Things such as property and equipment can suffer from damage, or depreciate, over time. This can include vehicles, buildings, heavy equipment, and more. When these assets depreciate, they lead to a hidden cost: wear and tear does not show up in your financial records and it can be difficult to prove when it comes time to reduce your tax burden.

However, you can make use of capital cost allowance, or CCA, to account for the costs of depreciation. CCA can only apply to property that you own or hold a leasehold interest. It’s also good to know that CCA is optional, and sometimes is best claimed in the future should your small business move into a higher tax bracket.

What depreciates and what can be claimed?

Not all property depreciates over time, meaning that only certain types of property can be used to claim CCA. Land itself usually cannot be used for CCA as it does not depreciate. However, in some cases, you can claim an allowance for depletion if you are getting any income from the land itself in the form of gravel pits, woodlots, or quarries.

Any equipment being used for CCA must be usable for business purposes. Also, any new net acquisitions to a property class can only be used for half of the usual CCA for the first year, and if the first fiscal period is less than one year, you can only take a prorated CCA.

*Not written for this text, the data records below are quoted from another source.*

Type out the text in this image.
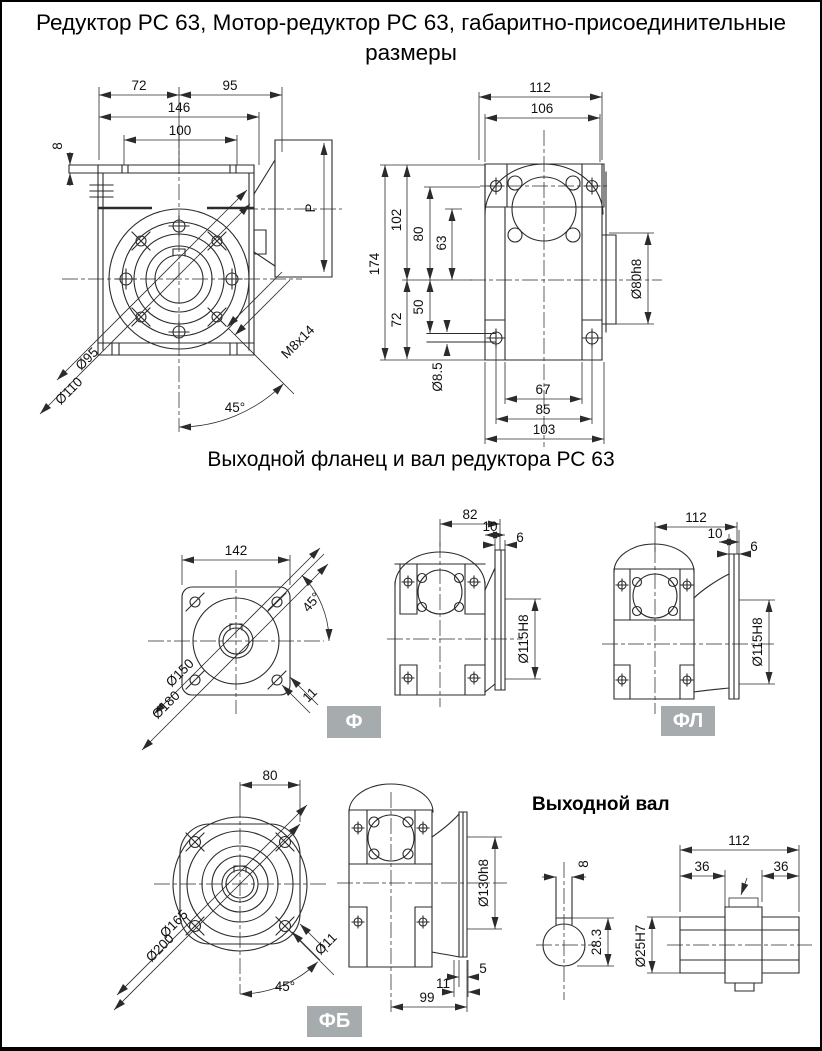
Редуктор РС 63, Мотор-редуктор РС 63, габаритно-присоединительные размеры
Выходной фланец и вал редуктора РС 63
Выходной вал
72	95
146
100
8
P
Ø95
Ø110
M8x14
45°
112
106
174
102
80
63
72
50
Ø8.5
Ø80h8
67
85
103
142
45°
Ø150
Ø180	11
82
10
6
Ø115H8
112
10
6
Ø115H8
80
Ø165
Ø200	Ø11
45°
Ø130h8
5
11
99
8
28.3
112
36	36
Ø25H7
Ф	ФЛ
ФБ
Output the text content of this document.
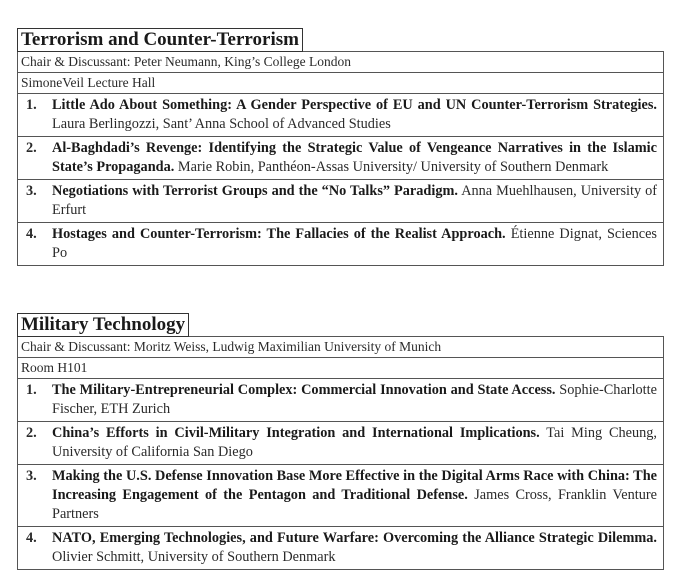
Terrorism and Counter-Terrorism
Chair & Discussant: Peter Neumann, King’s College London
SimoneVeil Lecture Hall
1. Little Ado About Something: A Gender Perspective of EU and UN Counter-Terrorism Strategies. Laura Berlingozzi, Sant’ Anna School of Advanced Studies
2. Al-Baghdadi’s Revenge: Identifying the Strategic Value of Vengeance Narratives in the Islamic State’s Propaganda. Marie Robin, Panthéon-Assas University/ University of Southern Denmark
3. Negotiations with Terrorist Groups and the “No Talks” Paradigm. Anna Muehlhausen, University of Erfurt
4. Hostages and Counter-Terrorism: The Fallacies of the Realist Approach. Étienne Dignat, Sciences Po
Military Technology
Chair & Discussant: Moritz Weiss, Ludwig Maximilian University of Munich
Room H101
1. The Military-Entrepreneurial Complex: Commercial Innovation and State Access. Sophie-Charlotte Fischer, ETH Zurich
2. China’s Efforts in Civil-Military Integration and International Implications. Tai Ming Cheung, University of California San Diego
3. Making the U.S. Defense Innovation Base More Effective in the Digital Arms Race with China: The Increasing Engagement of the Pentagon and Traditional Defense. James Cross, Franklin Venture Partners
4. NATO, Emerging Technologies, and Future Warfare: Overcoming the Alliance Strategic Dilemma. Olivier Schmitt, University of Southern Denmark
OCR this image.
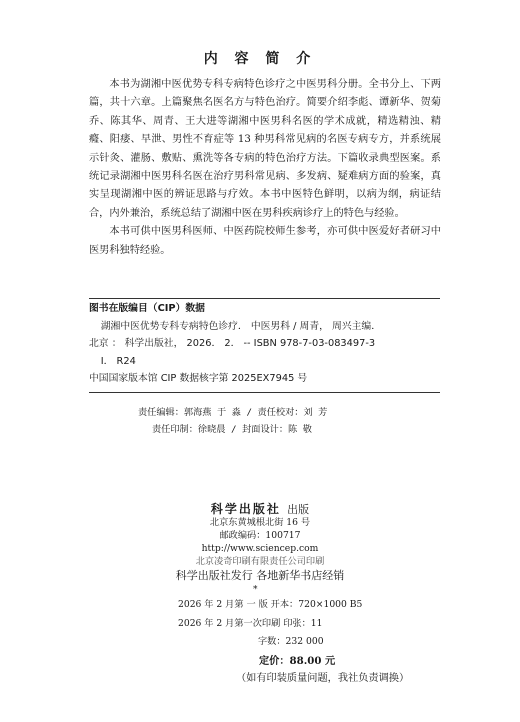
内 容 简 介

本书为湖湘中医优势专科专病特色诊疗之中医男科分册。全书分上、下两篇，共十六章。上篇聚焦名医名方与特色治疗。简要介绍李彪、谭新华、贺菊乔、陈其华、周青、王大进等湖湘中医男科名医的学术成就，精选精浊、精癃、阳痿、早泄、男性不育症等 13 种男科常见病的名医专病专方，并系统展示针灸、灌肠、敷贴、熏洗等各专病的特色治疗方法。下篇收录典型医案。系统记录湖湘中医男科名医在治疗男科常见病、多发病、疑难病方面的验案，真实呈现湖湘中医的辨证思路与疗效。本书中医特色鲜明，以病为纲，病证结合，内外兼治，系统总结了湖湘中医在男科疾病诊疗上的特色与经验。

本书可供中医男科医师、中医药院校师生参考，亦可供中医爱好者研习中医男科独特经验。

图书在版编目（CIP）数据
湖湘中医优势专科专病特色诊疗． 中医男科 / 周青， 周兴主编．
北京 ： 科学出版社， 2026． 2． -- ISBN 978-7-03-083497-3
Ⅰ． R24
中国国家版本馆 CIP 数据核字第 2025EX7945 号
责任编辑：郭海燕 于 淼 / 责任校对：刘 芳
责任印制：徐晓晨 / 封面设计：陈 敬
科学出版社 出版
北京东黄城根北街 16 号
邮政编码：100717
http://www.sciencep.com
北京凌奇印刷有限责任公司印刷
科学出版社发行 各地新华书店经销
*
2026 年 2 月第 一 版 开本：720×1000 B5
2026 年 2 月第一次印刷 印张：11
字数：232 000
定价：88.00 元
（如有印装质量问题，我社负责调换）
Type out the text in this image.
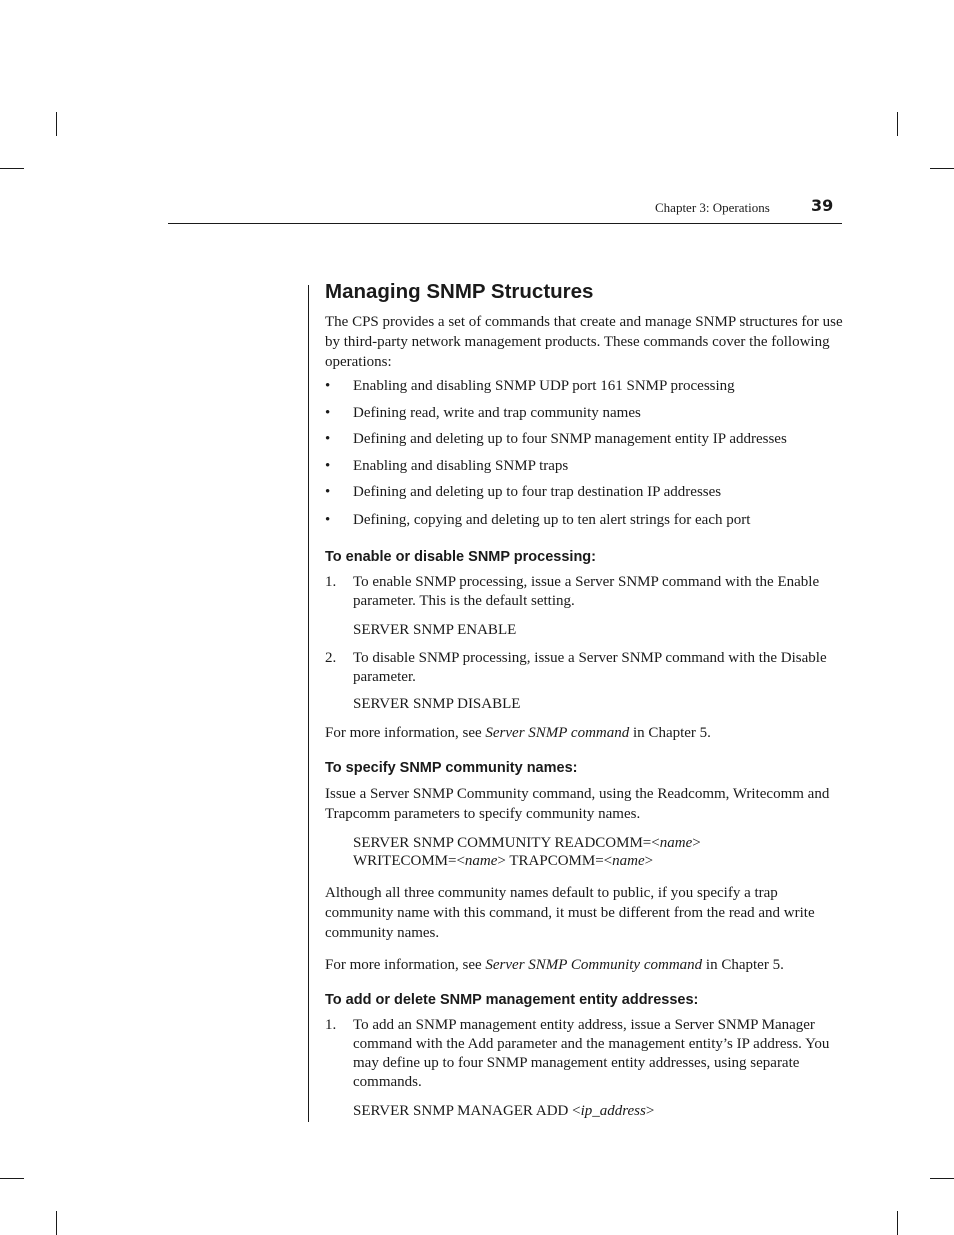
Chapter 3: Operations	39
Managing SNMP Structures

The CPS provides a set of commands that create and manage SNMP structures for use by third-party network management products. These commands cover the following operations:

• Enabling and disabling SNMP UDP port 161 SNMP processing
• Defining read, write and trap community names
• Defining and deleting up to four SNMP management entity IP addresses
• Enabling and disabling SNMP traps
• Defining and deleting up to four trap destination IP addresses
• Defining, copying and deleting up to ten alert strings for each port
To enable or disable SNMP processing:
1. To enable SNMP processing, issue a Server SNMP command with the Enable parameter. This is the default setting.
SERVER SNMP ENABLE
2. To disable SNMP processing, issue a Server SNMP command with the Disable parameter.
SERVER SNMP DISABLE

For more information, see Server SNMP command in Chapter 5.

To specify SNMP community names:

Issue a Server SNMP Community command, using the Readcomm, Writecomm and Trapcomm parameters to specify community names.

SERVER SNMP COMMUNITY READCOMM=<name>
WRITECOMM=<name> TRAPCOMM=<name>

Although all three community names default to public, if you specify a trap community name with this command, it must be different from the read and write community names.

For more information, see Server SNMP Community command in Chapter 5.

To add or delete SNMP management entity addresses:
1. To add an SNMP management entity address, issue a Server SNMP Manager command with the Add parameter and the management entity’s IP address. You may define up to four SNMP management entity addresses, using separate commands.
SERVER SNMP MANAGER ADD <ip_address>
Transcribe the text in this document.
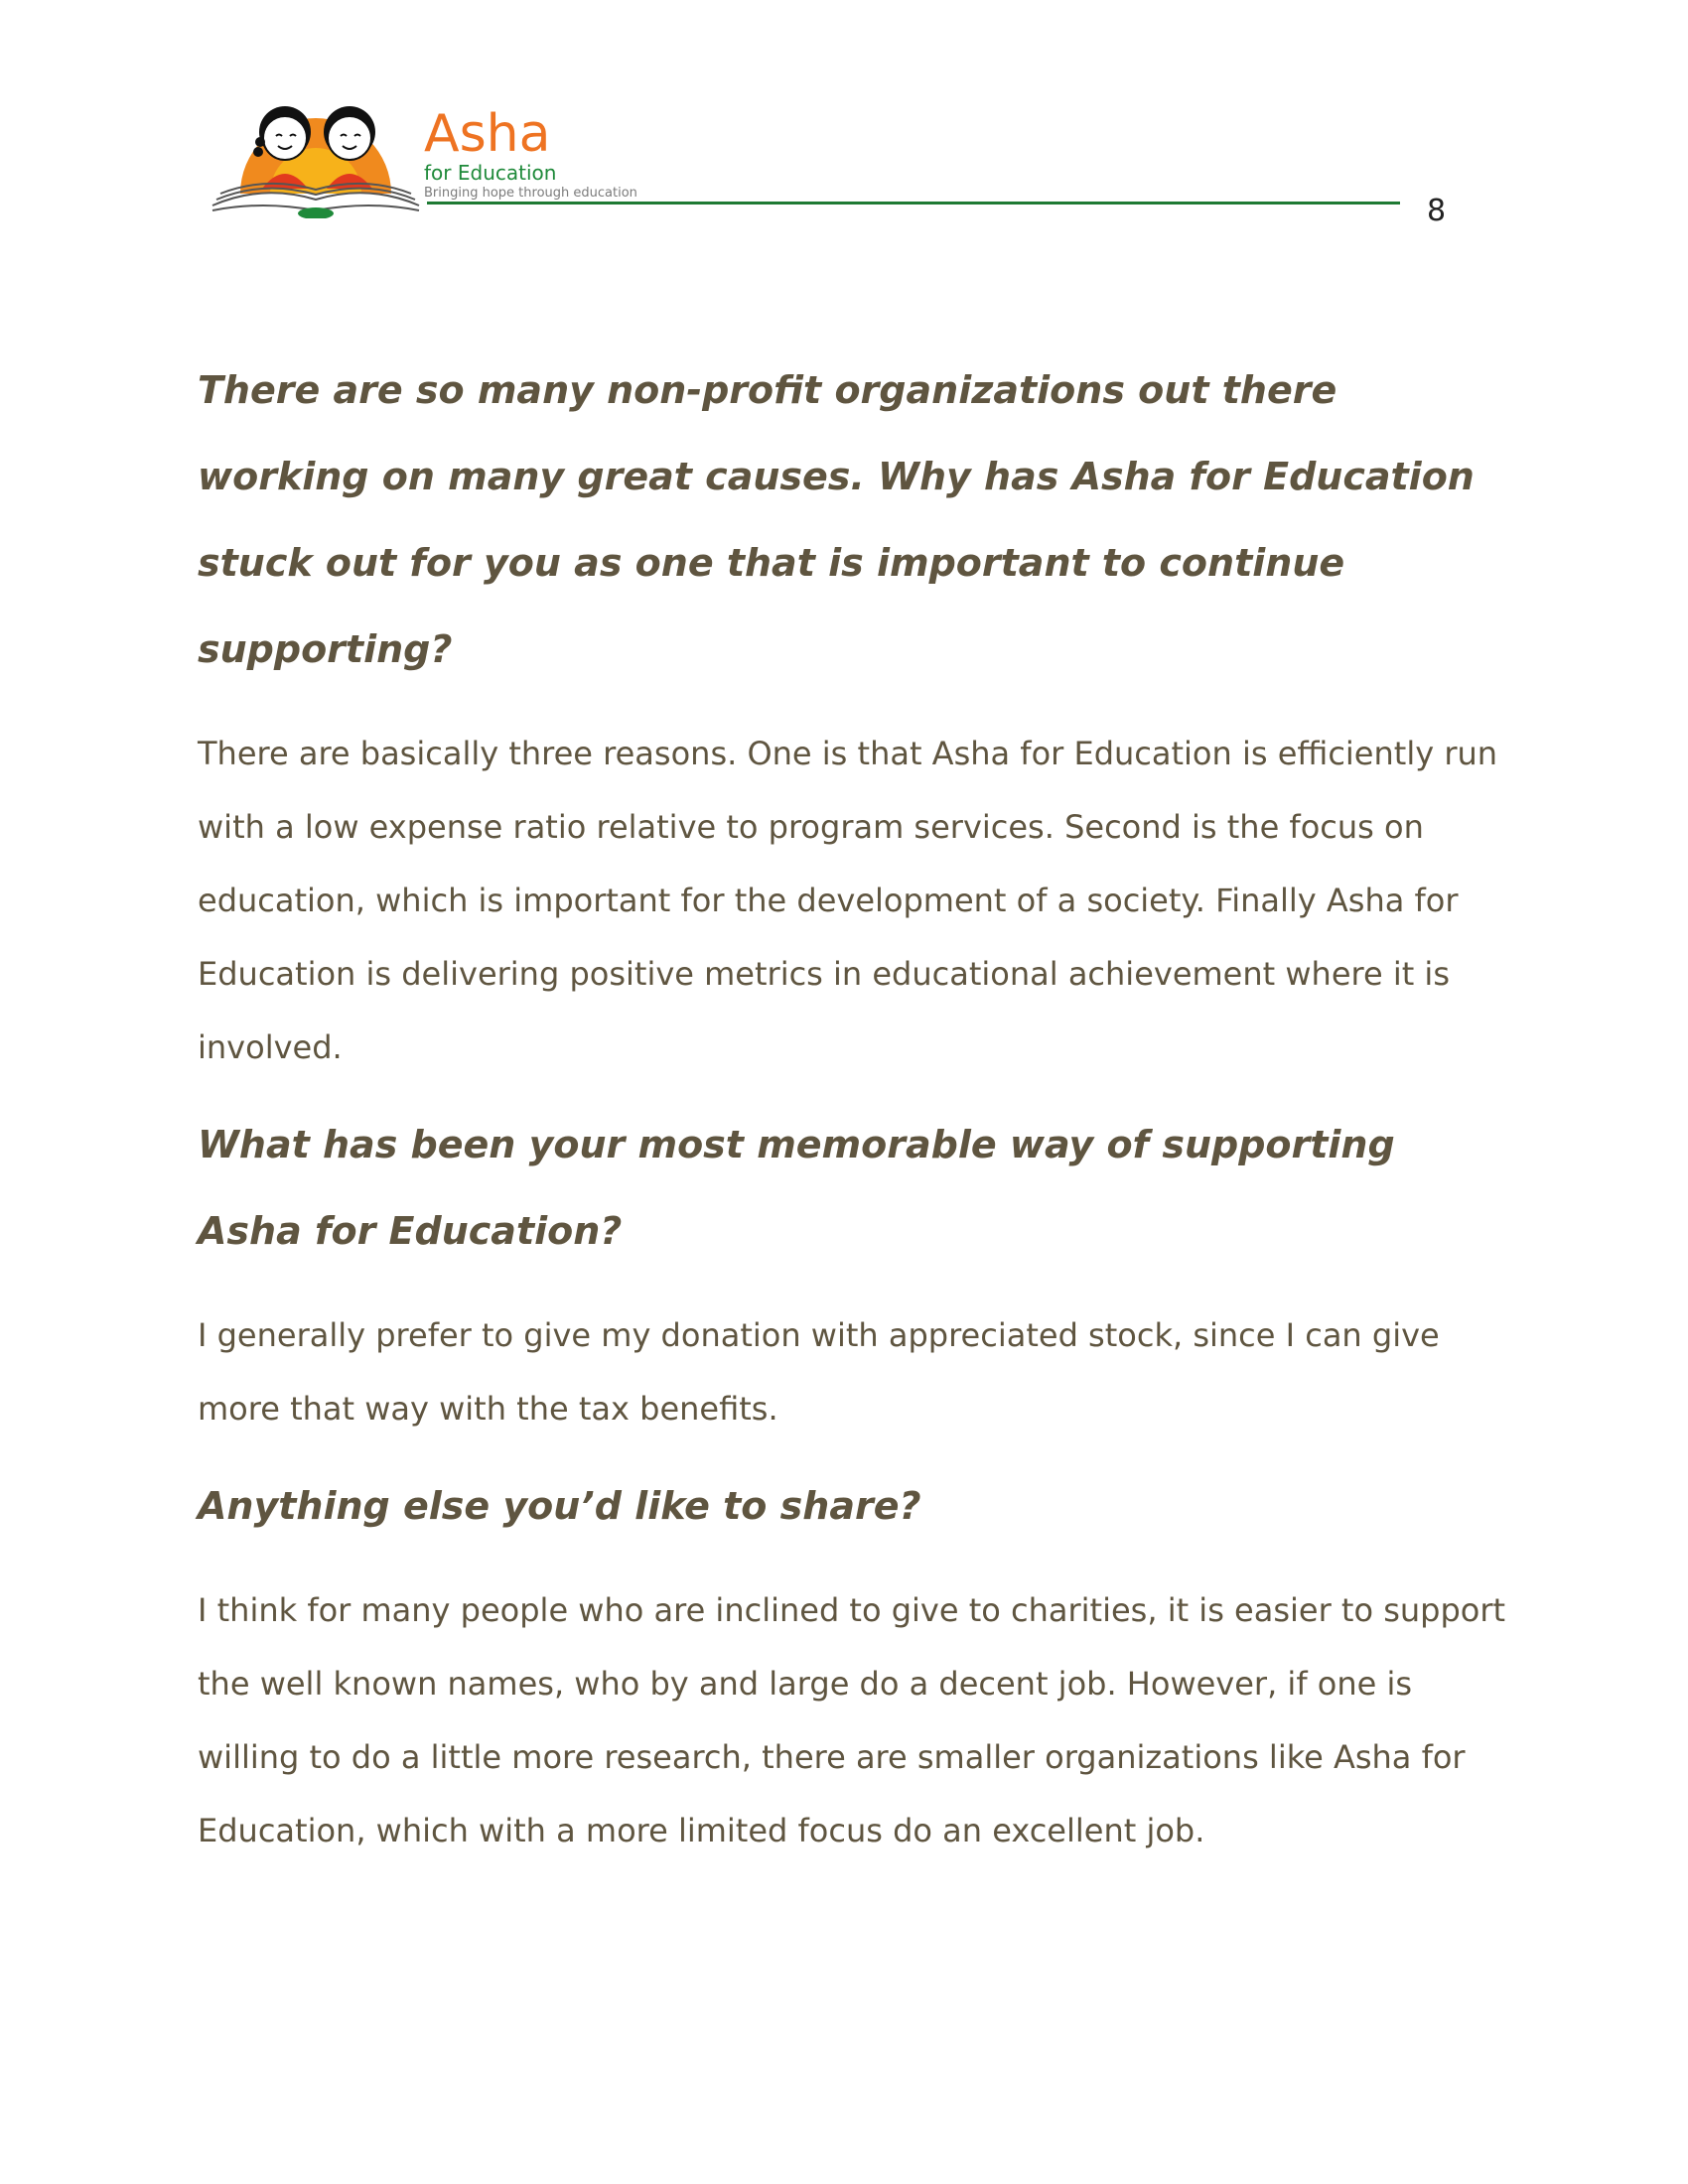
Asha
for Education
Bringing hope through education
8

There are so many non-profit organizations out there working on many great causes. Why has Asha for Education stuck out for you as one that is important to continue supporting?

There are basically three reasons. One is that Asha for Education is efficiently run with a low expense ratio relative to program services. Second is the focus on education, which is important for the development of a society. Finally Asha for Education is delivering positive metrics in educational achievement where it is involved.

What has been your most memorable way of supporting Asha for Education?

I generally prefer to give my donation with appreciated stock, since I can give more that way with the tax benefits.

Anything else you’d like to share?

I think for many people who are inclined to give to charities, it is easier to support the well known names, who by and large do a decent job. However, if one is willing to do a little more research, there are smaller organizations like Asha for Education, which with a more limited focus do an excellent job.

Spreading the cost out over time

Some equipment such as work vehicles will serve your small business for many years. Both vehicles and buildings are expected to serve you over a period of time. For this reason, when first purchasing a new piece of equipment or a building, you can’t simply deduct the entire cost for a single tax year. Instead, you’ll need to spread out the cost over your vehicle’s or building’s expected lifespan. This means that the cost you deduct will be spread over the course of years.

Things such as quick repairs, oil changes, and other fixes designed to only be useful for a short period of time do not apply to CCA. These expenses can be claimed in full during the tax year in which they take place.

How much CCA can you claim?

Capital cost allowance can vary depending on the property class you are claiming. The maximum percentage of each class that you can claim every year will be different. Computers and software, as well as vehicles costing more than $30,000 will allow you to claim a max of 30% for a tax year, while real estate purchased after 1988 and prior to 1988 will allow you to claim 4 to 5%, respectively. Other property classes include tools over $500 (20%), Furniture (20%), parking lots (8%), and boats (15%.) You can also claim a CCA of 20% for any other non-manufacturing equipment you are using for your small business.